Un agente de la Guardia Civil, de espaldas, junto a un vehículo oficial
Guardias civiles advierten que Galicia podría convertirse en «la gran puerta de entrada de la droga en Europa»
La asociación profesional Independientes de la Guardia Civil (IGC) denuncia la situación real que atraviesa la Benemérita y los riesgos que entraña para la lucha contra el narcotráfico
Mientras que los narcos invierten cada vez más en tecnología, logística y métodos sofisticados, la Guardia Civil de Galicia tiene mayores dificultades para luchar contra el narcotráfico en la comunidad autónoma debido a la merma de la plantilla.
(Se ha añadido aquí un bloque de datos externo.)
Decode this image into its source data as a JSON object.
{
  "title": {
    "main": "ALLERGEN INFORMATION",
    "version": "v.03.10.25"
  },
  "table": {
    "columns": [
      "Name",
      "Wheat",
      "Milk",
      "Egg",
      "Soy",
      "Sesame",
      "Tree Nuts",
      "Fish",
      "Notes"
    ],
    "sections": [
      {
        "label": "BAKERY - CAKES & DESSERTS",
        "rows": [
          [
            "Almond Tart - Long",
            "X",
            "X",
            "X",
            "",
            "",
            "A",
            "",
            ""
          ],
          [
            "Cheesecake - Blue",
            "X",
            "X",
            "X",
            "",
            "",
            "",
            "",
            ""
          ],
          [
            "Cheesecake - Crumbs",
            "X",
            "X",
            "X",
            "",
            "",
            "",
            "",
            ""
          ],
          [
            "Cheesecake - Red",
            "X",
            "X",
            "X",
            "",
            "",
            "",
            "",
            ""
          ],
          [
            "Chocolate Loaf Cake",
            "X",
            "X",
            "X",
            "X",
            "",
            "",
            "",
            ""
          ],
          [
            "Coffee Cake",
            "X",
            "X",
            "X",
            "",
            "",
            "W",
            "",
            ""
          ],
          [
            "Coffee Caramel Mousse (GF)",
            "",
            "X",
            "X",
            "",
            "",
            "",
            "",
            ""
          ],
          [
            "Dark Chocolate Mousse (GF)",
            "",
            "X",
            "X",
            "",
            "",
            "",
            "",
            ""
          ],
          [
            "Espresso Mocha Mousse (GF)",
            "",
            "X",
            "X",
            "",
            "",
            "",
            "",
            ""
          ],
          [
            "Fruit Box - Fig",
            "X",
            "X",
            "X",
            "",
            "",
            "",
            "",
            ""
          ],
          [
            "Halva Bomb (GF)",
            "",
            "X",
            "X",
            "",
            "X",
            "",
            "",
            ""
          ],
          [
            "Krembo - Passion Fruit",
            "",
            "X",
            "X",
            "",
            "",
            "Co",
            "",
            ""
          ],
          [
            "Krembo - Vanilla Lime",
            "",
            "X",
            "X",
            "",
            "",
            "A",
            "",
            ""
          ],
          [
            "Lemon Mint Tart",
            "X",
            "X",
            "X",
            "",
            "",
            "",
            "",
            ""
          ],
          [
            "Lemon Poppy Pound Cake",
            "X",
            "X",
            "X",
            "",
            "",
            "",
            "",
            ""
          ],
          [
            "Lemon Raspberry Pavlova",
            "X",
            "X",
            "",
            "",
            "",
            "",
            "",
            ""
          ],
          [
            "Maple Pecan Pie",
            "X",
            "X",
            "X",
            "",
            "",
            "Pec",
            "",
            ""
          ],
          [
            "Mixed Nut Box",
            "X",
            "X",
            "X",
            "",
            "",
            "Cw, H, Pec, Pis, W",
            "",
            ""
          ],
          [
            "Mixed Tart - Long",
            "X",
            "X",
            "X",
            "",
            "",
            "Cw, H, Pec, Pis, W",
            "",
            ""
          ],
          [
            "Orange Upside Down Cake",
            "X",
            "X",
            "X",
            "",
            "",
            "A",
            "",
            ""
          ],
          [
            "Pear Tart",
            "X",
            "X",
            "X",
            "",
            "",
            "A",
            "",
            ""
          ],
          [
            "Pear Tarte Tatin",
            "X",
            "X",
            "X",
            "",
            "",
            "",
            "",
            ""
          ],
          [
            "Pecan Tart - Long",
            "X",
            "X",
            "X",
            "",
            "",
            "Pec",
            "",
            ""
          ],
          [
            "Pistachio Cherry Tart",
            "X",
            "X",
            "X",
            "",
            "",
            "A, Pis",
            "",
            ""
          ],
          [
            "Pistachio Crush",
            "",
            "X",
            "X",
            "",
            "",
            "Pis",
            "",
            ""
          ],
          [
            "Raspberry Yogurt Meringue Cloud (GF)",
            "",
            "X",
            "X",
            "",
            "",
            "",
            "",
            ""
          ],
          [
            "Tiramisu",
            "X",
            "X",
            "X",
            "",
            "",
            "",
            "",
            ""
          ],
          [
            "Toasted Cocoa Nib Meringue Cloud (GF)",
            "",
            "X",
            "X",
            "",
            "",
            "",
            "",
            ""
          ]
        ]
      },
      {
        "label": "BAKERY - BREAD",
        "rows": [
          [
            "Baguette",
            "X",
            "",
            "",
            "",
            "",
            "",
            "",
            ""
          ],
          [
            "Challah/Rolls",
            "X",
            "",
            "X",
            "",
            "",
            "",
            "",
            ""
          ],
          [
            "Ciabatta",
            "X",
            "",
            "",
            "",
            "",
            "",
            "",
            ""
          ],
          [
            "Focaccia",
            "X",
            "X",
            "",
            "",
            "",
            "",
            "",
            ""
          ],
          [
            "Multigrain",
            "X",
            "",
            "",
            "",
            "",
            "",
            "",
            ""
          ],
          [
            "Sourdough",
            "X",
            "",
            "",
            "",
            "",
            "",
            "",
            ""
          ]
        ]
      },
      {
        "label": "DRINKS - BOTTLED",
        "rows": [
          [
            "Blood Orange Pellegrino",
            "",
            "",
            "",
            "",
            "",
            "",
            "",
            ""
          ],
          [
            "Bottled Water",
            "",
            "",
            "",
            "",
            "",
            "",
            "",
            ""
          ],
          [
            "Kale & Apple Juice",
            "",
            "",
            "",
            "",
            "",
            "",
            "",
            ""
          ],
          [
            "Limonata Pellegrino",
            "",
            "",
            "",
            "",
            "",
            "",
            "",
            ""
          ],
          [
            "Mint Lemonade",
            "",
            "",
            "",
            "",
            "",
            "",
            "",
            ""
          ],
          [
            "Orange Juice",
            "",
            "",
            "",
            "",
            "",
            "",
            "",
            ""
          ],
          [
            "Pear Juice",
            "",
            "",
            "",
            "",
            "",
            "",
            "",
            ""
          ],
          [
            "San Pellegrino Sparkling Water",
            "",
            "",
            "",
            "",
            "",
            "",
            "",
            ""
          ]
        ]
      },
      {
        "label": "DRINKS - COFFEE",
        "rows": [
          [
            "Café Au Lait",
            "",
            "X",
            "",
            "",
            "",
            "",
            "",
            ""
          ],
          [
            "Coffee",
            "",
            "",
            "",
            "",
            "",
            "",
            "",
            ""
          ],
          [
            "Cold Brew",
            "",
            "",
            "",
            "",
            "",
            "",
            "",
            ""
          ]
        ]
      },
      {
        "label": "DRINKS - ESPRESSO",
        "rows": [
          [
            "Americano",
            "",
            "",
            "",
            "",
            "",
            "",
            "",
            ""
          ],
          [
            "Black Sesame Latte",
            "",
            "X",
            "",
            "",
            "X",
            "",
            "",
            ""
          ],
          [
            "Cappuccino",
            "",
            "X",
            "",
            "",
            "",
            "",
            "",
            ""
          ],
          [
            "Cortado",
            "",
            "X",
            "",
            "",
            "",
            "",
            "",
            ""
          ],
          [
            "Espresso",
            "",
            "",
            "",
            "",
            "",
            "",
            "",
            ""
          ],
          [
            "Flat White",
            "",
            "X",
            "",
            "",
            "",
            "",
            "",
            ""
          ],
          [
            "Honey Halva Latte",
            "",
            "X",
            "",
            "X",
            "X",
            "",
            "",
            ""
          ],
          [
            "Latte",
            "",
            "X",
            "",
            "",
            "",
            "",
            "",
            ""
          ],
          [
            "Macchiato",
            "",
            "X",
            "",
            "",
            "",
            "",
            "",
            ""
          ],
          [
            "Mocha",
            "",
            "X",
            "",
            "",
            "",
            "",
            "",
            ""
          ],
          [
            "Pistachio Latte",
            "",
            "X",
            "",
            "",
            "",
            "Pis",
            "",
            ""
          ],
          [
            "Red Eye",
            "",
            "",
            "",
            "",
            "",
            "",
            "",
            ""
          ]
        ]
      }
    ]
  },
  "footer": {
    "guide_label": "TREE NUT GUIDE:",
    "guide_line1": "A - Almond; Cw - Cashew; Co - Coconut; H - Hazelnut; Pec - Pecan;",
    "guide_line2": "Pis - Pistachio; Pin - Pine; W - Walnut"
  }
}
Así lo denuncia este martes la asociación profesional Independientes de la Guardia Civil (IGC) a través de un comunicado en el que realiza una seria advertencia sobre la situación real de la Benemérita.
Galicia, que se consolida como ruta clave para la entrada de estupefacientes con narcosubmarinos y otros métodos cada vez más sofisticados, concentra el 19% del litoral español, con más de 1.500 kilómetros de costa recortada, lo que convierte a esta comunidad en uno de los territorios de mayor complejidad operativa. La dificultad es mayúscula en este rincón del norte y mucho más con una plantilla insuficiente.
Desde el Gobierno aseguran que hay 6.000 efectivos, pero el número real no coincide, según denuncia la asociación profesional Independientes de la Guardia Civil (IGC). Además, el envejecimiento de la plantilla es otro de los factores a tener en cuenta porque «limita la capacidad física y operativa en servicios de alta exigencia».
«No se puede luchar contra narcosubmarinos con plantillas envejecidas y sin medios adecuados. Galicia está en primera línea de la batalla contra el narcotráfico y nuestros compañeros trabajan en inferioridad de condiciones», señala el vicepresidente y portavoz nacional de IGC, Daniel Fernández.
Galicia corre el riesgo de convertirse en la gran puerta de la droga en Europa
Ante esto, la asociación profesional Independientes de la Guardia Civil (IGC) insta a crear un plan específico para Galicia «con un incremento estable de plantilla, rejuvenecimiento de los cuadros y dotación de medios adaptados a las nuevas formas de criminalidad». «Vemos cómo los clanes invierten en tecnología, logística y métodos cada vez más sofisticados. Si la Guardia Civil no cuenta con refuerzos inmediatos y un plan estratégico, Galicia corre el riesgo de convertirse en la gran puerta de entrada de la droga en Europa», advierte Fernández.
Exigen tomar medidas inmediatas para garantizar «tanto la seguridad de los agentes como la protección del litoral gallego y de sus ciudadanos». Para esta asociación no solo sirve con «el esfuerzo y compromiso incuestionable de los guardias civiles», se necesitan dotaciones preparadas para «un desafío del siglo XXI».